Oggi questi effetti disgregativi si moltiplicano a causa della trasformazione della crisi finanziaria in crisi sociale tramite la riorganizzazione produttiva che produce l’aumento dello sfruttamento e la riduzione del reddito dei settori sociali subalterni.
Questo disarmo politico, oltre che sociale, è il terreno di cultura del berlusconismo, infatti la presenza di un tessuto sociale disgregato e orfano di identità porta inevitabilmente alla ricerca del “capo”, cioè di colui che da certezze ed identità. Che questo non sia l’effetto malefico di una persona ma una condizione sociale pervasiva lo dimostra anche la vicenda di Vendola in Puglia dove la sua vittoria contro gli apparati del “partito”, una volta invincibili, è stata interpretata come quella dell’uomo salvifico della sinistra, interpretazione che sappiamo bene essere molto lontana dalla realtà ma che ha contagiato ampiamente gli elettori di sinistra e comunisti.
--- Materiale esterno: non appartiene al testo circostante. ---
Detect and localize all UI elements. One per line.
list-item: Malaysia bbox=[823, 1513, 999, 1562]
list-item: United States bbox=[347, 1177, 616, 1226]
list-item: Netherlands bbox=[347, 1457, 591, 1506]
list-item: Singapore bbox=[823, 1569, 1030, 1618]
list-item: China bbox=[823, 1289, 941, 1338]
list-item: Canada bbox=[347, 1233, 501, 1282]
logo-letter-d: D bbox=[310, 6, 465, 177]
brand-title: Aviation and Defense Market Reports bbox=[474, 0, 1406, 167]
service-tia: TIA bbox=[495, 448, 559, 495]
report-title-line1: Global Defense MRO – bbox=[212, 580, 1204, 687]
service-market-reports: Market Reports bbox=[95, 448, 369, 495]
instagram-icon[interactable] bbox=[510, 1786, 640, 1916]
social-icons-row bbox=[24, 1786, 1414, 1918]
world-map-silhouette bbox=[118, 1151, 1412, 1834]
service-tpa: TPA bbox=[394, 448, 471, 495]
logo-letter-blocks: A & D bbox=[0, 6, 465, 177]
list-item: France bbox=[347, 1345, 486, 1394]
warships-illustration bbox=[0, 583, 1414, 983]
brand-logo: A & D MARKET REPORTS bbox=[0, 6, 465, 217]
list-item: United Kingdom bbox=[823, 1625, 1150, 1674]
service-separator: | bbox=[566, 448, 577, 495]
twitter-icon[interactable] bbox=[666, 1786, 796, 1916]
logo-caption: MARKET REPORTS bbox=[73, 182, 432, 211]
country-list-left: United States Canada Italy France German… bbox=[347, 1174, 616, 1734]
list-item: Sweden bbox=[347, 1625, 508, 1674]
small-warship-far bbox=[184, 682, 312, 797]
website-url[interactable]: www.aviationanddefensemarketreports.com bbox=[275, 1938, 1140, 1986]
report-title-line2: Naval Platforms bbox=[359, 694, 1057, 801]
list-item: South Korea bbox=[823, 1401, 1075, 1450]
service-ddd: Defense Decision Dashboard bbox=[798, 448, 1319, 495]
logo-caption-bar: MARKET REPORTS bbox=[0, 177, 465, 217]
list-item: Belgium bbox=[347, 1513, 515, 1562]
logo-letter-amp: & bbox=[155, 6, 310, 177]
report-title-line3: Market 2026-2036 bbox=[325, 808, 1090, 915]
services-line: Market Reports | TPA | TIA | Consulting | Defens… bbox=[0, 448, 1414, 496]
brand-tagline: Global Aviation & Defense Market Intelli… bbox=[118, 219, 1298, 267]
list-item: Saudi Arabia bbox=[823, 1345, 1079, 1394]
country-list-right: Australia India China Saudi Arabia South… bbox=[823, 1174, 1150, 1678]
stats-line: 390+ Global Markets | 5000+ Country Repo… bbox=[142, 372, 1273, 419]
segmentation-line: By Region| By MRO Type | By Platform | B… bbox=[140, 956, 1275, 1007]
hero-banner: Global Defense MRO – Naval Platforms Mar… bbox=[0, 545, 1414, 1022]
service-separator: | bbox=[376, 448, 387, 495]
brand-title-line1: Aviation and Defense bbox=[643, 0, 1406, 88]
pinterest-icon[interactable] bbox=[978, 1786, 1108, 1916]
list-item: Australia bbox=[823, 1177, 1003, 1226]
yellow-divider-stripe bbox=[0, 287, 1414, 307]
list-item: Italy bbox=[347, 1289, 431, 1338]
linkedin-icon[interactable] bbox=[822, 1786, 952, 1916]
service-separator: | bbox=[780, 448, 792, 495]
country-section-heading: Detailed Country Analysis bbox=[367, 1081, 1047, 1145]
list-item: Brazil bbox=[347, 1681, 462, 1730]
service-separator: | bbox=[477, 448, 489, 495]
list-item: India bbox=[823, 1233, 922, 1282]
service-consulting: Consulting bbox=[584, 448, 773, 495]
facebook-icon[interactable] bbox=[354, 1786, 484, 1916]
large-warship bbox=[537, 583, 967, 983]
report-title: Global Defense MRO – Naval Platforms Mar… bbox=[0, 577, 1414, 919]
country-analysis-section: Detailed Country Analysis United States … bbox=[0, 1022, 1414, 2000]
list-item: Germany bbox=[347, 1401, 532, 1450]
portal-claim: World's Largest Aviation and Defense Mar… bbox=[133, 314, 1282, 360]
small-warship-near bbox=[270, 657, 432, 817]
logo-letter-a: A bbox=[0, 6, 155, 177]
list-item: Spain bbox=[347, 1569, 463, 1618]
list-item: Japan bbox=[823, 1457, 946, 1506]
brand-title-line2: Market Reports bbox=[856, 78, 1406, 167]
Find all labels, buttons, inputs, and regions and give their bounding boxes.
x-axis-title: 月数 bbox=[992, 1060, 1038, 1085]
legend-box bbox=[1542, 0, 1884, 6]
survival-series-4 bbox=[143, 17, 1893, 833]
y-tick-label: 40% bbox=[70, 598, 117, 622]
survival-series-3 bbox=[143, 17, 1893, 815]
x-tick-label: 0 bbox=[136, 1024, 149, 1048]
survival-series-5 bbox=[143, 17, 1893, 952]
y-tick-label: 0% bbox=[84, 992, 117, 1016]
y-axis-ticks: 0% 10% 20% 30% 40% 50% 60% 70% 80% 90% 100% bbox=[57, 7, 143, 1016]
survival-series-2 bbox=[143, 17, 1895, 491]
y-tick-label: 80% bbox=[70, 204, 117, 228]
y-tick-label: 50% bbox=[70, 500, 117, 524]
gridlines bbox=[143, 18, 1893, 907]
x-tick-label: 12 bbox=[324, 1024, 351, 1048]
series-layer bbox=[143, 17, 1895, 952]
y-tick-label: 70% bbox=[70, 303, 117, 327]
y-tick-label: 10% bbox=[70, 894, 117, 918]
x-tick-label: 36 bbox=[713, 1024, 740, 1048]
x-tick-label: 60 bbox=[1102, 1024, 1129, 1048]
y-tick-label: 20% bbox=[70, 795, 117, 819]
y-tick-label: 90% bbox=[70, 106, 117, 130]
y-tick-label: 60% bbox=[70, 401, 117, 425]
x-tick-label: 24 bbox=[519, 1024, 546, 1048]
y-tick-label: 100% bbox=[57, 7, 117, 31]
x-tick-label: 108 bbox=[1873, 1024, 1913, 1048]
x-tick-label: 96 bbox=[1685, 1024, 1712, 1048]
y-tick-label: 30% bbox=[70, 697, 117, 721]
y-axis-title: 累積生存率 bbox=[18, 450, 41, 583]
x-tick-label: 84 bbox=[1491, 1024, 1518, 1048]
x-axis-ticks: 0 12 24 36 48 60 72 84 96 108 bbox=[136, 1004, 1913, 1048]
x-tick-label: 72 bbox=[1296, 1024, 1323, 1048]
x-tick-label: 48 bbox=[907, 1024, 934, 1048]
E’ per questi motivi che riteniamo urgente mettere mano ad una ampia piattaforma sociale di lotta che soprattutto sulla questione delle tariffe e del reddito nelle grandi aree metropolitane riapra un conflitto a tutto campo capace di ricomporre figure sociali proletarie e neoproletarizzate oggi disgregate. I discorsi sul ritorno al territorio non possono certo limitarsi ai volantinaggi o ai mercatini solidali, il problema è rimettere mano all’organizzazione dei settori sociali su una piattaforma anticapitalista.